The recipient must use the services of the HMO which they freely choose to join.  These claims must be submitted hardcopy with a copy of the HMO EOB from the carrier which is on file with the State.

1.      If the HMO denies the service because the service is not a covered service offered under the plan, the claim will be handled as a Medicaid claim and processed based on Medicaid policy and pricing.

2.      If the HMO denies the claim because the recipient sought medical care outside of the HMO network and without the HMO's authorization, Medicaid will deny the claim with a message that HMO services must be utilized.
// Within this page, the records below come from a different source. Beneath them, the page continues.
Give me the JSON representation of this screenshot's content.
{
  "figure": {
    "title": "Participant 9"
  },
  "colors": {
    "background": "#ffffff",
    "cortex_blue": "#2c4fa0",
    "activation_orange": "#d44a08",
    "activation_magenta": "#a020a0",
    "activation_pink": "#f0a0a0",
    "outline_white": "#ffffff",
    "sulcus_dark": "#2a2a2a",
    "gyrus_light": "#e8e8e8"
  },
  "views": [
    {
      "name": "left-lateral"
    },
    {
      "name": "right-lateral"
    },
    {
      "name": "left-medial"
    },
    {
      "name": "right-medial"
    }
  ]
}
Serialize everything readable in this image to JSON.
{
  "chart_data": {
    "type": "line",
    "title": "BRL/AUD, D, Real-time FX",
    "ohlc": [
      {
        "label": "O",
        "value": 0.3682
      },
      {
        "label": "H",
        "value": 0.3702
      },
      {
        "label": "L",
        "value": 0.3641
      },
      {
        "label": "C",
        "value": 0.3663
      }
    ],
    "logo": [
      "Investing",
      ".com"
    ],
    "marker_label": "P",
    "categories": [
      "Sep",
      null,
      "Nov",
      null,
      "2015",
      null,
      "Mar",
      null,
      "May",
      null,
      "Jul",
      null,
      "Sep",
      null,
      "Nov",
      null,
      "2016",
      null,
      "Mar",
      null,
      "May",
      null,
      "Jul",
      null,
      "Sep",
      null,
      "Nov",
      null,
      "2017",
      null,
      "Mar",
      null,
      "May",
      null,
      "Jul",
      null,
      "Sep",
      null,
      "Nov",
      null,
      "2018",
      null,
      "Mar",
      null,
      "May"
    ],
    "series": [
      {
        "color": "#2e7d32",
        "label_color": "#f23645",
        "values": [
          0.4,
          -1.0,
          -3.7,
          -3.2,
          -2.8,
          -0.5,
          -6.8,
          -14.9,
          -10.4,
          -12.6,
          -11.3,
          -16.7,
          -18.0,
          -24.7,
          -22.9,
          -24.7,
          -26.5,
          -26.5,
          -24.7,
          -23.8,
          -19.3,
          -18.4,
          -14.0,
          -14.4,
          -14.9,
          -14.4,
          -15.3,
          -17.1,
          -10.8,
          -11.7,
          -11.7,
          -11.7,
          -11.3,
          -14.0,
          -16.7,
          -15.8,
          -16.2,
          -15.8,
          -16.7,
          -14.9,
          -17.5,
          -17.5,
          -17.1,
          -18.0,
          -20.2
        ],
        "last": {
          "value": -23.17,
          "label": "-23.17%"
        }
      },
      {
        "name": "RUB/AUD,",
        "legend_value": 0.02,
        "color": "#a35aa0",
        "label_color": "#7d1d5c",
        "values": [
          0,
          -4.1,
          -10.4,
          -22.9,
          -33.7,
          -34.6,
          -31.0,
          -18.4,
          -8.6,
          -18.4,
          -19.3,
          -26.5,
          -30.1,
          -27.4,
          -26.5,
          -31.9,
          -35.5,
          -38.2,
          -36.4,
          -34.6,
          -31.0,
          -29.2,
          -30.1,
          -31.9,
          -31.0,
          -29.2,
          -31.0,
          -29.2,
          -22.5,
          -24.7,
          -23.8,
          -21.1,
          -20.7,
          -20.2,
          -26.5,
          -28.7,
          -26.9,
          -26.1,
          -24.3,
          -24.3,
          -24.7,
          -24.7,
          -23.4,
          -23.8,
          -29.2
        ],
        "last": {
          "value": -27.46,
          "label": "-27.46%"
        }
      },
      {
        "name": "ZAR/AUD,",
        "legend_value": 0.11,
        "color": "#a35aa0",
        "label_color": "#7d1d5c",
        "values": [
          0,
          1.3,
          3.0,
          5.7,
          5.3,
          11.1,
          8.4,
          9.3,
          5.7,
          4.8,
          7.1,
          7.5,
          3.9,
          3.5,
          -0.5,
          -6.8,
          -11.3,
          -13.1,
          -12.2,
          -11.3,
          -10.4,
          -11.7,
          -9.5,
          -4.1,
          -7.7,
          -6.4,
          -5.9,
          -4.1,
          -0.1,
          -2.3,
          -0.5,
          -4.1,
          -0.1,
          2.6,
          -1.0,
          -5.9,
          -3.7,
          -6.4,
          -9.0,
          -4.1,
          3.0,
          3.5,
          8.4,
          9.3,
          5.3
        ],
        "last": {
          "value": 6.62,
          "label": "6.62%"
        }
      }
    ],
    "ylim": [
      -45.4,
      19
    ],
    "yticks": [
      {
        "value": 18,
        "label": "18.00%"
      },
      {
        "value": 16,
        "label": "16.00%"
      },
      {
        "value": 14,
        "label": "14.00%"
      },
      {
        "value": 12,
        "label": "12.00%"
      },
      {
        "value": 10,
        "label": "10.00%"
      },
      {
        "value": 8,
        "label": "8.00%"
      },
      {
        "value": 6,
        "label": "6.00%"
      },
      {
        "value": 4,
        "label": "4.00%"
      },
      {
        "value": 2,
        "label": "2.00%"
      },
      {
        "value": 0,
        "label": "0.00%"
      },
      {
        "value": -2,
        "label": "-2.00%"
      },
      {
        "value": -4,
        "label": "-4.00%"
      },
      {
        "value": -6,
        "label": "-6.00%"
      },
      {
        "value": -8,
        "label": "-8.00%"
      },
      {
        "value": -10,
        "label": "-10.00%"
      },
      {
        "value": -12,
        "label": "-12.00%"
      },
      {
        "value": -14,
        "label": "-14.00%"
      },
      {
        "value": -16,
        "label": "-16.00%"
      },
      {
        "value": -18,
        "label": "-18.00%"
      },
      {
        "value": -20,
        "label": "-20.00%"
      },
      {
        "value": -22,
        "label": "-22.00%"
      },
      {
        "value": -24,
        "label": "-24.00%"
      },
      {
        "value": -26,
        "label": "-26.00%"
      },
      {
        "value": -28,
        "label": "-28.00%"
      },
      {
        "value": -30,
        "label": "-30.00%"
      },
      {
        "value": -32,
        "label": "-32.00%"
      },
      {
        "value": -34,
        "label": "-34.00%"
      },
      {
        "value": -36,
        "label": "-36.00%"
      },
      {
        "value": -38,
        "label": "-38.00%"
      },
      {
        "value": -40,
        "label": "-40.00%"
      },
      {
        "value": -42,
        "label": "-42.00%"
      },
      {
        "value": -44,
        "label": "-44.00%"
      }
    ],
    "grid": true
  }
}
3.      If the recipient uses out of network providers for emergency services and the HMO does not approve the claim, Medicaid will deny the claim with a similar edit.

If the provider of the service plans to file a claim with Medicaid, copayments or any other payment cannot be accepted from the Medicaid recipient.

Please make this information available to all staff who may need it.